"Naturally, my dear, he did. No sooner did father start on his journey, out of reach of mother's eye, than he sat down on them seats and went fast asleep, and he didn't wake up again till he'd gone five stations past Folwich."
"Oh dear!"
"It was 'oh dear!' and no mistake; for he had to wait at Brayford four hours for the next train back, and then had to come straight home again without seeing his sister at all, besides having to pay the extra fare, which came to five and threepence. Mother said he was a type of them that have their portion in this life, and are so busy making the best of the wilderness that they pass by the promised land without even seeing the name of the station."
So Joanna and her old nurse—like the true Methodists that they were—talked familiarly together about holy things; and this familiarity arose not from any lightness or irreverence, but from the fact that to them such things were so near and so real that they became as household words.
The Methodists of the past generation lived always with their lamps lit and their loins girded, as those that wait for their Lord; and they sought so diligently for the True that they had no leisure to look for the Beautiful, for it had not yet been revealed to them that the True and the Beautiful are one. They were so fearful of confounding the substance with the shadow that they did not altogether realize that the shadow is after all but the reflection of the substance, and therefore a revelation of the same; and they gazed so steadfastly into heaven that they were in danger of forgetting how God made the earth as well as the heavens and saw that it was good. To their ears there was no message in the wind or the earthquake or the fire; but they heard clearly the still small Voice, and they did whatsoever it commanded them.

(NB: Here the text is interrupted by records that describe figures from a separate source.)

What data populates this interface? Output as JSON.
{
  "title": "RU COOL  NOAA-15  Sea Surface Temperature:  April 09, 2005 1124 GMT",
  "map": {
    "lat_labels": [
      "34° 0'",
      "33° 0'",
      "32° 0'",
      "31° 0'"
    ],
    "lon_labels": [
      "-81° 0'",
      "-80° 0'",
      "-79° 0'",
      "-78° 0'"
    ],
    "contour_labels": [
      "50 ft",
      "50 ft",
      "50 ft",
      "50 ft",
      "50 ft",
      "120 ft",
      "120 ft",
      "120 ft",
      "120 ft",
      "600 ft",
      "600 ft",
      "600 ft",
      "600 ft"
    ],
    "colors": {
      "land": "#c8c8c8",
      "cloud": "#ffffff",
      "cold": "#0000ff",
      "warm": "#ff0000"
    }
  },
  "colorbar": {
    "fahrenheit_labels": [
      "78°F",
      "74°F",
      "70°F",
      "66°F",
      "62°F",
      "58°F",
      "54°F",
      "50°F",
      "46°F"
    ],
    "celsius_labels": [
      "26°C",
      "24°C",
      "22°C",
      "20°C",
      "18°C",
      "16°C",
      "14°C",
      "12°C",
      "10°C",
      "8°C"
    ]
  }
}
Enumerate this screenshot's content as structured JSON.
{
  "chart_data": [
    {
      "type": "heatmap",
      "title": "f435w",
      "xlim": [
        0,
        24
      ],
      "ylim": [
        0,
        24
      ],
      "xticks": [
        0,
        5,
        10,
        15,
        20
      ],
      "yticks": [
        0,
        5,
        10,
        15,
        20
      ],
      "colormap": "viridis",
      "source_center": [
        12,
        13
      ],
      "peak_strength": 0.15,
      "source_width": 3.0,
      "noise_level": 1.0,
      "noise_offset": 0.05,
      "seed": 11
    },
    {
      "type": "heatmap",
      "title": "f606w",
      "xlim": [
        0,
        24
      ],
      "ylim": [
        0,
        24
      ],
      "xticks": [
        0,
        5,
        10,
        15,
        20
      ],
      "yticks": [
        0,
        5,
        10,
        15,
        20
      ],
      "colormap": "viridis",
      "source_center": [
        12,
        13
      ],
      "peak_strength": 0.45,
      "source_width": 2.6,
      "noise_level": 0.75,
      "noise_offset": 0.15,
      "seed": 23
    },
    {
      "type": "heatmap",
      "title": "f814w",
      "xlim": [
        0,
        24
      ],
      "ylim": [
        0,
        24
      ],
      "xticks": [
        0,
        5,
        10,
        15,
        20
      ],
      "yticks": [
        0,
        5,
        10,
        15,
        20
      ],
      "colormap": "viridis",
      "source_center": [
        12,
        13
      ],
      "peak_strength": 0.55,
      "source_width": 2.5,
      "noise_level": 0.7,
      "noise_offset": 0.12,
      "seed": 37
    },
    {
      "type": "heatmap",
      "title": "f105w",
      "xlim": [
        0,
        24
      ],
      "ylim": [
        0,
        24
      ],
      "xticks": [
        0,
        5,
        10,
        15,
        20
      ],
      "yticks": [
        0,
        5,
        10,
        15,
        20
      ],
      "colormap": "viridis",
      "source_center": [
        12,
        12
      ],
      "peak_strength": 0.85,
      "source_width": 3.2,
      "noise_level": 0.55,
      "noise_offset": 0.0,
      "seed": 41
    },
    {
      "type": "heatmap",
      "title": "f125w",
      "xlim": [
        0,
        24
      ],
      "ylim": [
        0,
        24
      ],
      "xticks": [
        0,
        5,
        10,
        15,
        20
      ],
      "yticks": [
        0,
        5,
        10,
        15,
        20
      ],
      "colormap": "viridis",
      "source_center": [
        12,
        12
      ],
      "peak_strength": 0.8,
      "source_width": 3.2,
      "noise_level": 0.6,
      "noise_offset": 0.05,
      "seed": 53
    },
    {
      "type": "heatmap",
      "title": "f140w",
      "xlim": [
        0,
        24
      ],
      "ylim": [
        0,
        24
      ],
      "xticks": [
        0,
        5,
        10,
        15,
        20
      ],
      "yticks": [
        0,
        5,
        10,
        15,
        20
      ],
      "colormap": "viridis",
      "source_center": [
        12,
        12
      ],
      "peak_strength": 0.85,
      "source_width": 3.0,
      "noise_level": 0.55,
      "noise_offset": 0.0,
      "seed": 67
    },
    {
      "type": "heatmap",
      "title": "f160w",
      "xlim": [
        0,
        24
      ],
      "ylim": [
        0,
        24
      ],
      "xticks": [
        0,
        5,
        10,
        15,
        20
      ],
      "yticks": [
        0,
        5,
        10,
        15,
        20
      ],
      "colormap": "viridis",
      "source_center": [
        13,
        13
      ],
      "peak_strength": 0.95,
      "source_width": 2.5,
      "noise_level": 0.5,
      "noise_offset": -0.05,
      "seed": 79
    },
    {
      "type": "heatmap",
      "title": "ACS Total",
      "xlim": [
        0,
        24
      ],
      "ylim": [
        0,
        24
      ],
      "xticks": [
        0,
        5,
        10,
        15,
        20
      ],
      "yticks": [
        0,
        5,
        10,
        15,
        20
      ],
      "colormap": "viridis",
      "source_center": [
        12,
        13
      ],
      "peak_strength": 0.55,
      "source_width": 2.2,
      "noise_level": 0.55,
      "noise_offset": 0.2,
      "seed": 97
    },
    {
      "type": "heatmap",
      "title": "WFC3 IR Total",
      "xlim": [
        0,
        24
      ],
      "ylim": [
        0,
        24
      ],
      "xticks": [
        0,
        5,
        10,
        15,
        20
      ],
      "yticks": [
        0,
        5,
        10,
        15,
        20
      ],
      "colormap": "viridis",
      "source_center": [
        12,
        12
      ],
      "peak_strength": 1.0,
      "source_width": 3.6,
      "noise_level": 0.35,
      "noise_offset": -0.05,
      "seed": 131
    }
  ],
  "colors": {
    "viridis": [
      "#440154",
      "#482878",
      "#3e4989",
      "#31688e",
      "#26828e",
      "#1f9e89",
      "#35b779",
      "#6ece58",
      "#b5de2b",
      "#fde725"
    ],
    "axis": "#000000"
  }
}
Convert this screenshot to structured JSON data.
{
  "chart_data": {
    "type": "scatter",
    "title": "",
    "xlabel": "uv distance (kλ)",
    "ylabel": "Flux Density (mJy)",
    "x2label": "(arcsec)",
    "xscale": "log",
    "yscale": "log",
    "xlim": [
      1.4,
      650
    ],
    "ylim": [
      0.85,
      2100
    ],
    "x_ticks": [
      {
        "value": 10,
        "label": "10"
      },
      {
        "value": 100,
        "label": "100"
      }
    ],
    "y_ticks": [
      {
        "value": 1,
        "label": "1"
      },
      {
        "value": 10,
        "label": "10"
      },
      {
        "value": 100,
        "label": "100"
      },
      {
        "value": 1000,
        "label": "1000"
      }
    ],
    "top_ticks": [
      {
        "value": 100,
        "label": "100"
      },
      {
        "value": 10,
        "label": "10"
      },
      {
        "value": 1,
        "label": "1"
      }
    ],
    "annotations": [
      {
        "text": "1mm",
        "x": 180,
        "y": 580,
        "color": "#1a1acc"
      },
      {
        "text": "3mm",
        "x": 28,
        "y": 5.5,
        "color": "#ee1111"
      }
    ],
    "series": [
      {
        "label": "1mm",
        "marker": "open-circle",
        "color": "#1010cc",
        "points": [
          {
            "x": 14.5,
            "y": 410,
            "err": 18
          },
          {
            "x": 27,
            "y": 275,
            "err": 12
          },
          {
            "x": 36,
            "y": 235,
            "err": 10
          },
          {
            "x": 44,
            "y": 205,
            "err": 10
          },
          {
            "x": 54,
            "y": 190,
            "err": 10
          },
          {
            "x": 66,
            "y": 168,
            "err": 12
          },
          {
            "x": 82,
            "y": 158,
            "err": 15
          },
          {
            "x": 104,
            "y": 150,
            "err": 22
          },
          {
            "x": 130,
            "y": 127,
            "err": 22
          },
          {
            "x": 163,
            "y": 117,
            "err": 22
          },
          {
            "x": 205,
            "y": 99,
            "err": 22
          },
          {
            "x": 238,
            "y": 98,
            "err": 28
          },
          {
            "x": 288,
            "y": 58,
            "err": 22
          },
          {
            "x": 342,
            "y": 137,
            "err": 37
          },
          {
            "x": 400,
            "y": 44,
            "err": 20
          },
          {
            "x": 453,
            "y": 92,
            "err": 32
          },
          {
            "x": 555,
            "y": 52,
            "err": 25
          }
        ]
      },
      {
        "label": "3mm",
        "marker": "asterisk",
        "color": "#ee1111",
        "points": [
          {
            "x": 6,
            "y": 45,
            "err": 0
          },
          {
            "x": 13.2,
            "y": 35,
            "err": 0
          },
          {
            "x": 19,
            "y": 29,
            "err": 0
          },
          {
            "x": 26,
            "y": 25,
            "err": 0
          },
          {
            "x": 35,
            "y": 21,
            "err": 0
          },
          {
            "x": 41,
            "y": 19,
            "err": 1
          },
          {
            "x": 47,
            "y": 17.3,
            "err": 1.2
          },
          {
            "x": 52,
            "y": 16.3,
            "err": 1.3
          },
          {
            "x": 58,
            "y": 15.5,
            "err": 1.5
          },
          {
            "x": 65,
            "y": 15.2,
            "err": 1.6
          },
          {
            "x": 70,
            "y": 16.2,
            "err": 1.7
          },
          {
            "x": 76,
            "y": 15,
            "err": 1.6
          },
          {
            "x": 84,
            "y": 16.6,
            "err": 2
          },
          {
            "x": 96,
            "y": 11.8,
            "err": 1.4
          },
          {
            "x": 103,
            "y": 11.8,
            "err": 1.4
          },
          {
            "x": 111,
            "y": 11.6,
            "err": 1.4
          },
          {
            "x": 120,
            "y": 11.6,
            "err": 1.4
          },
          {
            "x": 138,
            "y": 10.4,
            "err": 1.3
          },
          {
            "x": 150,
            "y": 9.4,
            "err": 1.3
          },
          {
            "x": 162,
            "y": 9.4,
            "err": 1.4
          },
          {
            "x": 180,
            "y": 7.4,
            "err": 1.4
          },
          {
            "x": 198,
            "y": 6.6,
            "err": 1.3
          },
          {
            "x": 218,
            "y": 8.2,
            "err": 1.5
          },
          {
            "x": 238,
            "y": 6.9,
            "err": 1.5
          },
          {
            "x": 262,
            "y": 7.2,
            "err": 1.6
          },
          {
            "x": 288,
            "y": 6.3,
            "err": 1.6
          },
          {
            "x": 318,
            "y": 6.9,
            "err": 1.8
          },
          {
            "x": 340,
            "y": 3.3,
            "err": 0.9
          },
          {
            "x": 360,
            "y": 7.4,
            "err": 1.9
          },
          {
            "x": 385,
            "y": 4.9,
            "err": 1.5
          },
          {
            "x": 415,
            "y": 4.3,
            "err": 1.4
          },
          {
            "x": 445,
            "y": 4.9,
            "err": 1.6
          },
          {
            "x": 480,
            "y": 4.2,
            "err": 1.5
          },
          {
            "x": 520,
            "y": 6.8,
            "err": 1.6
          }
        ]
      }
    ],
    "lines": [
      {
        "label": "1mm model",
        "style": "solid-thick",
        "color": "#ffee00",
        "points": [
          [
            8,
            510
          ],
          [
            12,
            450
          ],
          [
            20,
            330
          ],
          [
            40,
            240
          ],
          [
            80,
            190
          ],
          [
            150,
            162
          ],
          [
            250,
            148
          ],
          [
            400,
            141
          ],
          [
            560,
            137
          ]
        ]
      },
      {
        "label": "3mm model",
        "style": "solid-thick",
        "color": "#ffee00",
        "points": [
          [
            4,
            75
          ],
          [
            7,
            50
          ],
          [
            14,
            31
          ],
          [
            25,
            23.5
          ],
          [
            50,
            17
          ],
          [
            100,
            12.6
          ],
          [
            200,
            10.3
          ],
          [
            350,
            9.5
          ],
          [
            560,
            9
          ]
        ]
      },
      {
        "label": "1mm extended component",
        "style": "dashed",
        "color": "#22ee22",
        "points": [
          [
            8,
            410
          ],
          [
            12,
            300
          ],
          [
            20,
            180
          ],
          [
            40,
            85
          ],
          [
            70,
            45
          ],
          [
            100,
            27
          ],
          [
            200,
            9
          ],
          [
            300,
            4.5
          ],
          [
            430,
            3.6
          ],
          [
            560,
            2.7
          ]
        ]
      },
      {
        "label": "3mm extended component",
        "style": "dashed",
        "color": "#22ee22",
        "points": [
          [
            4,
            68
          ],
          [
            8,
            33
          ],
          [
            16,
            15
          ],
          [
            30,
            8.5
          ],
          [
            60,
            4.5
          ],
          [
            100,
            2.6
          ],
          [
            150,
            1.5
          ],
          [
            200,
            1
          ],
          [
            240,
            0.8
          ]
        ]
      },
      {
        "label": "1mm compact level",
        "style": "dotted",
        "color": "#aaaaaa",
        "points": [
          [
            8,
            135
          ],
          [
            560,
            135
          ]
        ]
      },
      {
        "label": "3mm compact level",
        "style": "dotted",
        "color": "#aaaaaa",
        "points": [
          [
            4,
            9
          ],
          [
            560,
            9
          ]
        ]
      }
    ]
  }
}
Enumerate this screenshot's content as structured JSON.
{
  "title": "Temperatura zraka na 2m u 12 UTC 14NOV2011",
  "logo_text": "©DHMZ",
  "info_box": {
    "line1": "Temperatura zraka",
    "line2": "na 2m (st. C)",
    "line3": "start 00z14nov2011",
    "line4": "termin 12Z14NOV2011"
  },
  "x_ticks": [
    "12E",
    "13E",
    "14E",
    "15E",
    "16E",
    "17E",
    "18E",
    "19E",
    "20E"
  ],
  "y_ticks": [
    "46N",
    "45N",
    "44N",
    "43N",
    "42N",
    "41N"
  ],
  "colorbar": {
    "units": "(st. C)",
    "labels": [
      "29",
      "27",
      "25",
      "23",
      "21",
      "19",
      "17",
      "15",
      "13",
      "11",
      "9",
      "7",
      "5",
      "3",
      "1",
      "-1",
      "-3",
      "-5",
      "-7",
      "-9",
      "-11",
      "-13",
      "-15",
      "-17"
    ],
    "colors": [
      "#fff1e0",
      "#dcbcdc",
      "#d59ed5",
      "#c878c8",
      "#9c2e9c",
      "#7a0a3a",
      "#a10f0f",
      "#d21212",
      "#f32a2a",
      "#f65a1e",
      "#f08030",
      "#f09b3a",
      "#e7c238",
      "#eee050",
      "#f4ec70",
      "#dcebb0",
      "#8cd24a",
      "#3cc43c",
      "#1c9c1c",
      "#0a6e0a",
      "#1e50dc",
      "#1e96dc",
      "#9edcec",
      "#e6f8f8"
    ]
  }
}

And we need not pity them overmuch that some of the beauty and poetry of life was hid from their eyes. They that seek first the kingdom of God and His righteousness know no abiding lack; for all these things shall be added unto them.
Now it happened that Martha was not the only person who had noticed Alice's delicate appearance. Alice's mother had likewise perceived it, and it had struck a cold chill to the maternal heart; for human nature is stronger than worldly ambition or religious prejudice—is stronger in fact than most things—and human nature has much that is good in it, as well as much that is not quite so good. Therefore Mrs. Martin's comfortable view of life—with an equally comfortable view of heaven in the background—lost all its beauty and symmetry when her careful eye perceived a tiny hollow appearing in Alice's cheek. Nevertheless the hollow remained, as "Paul Seaton his mark," and Mrs. Martin was powerless to remove it.
As for Paul himself, he was too much occupied with books and boating and such important matters to notice whether a girl's cheek were thin or the reverse; and he would have been extremely surprised and annoyed to learn that he possessed the right to excavate in so delicate a field; for in his second year at Oxford he became captain of his college boat, having proved his prowess on the river; and he was happier then than he ever had been, or probably ever would be again.
To Paul Seaton rowing was no mere pastime; at that time it was to him a sign and type of all that was best in life and human nature; and though in after years the type changed, the thing which rowing then represented was ever the greatest thing in the world to Paul.
"I cannot understand how you can care so much about an amusement," said Joanna one day, as she and Paul and Alice were sitting in the garden at The Cedars.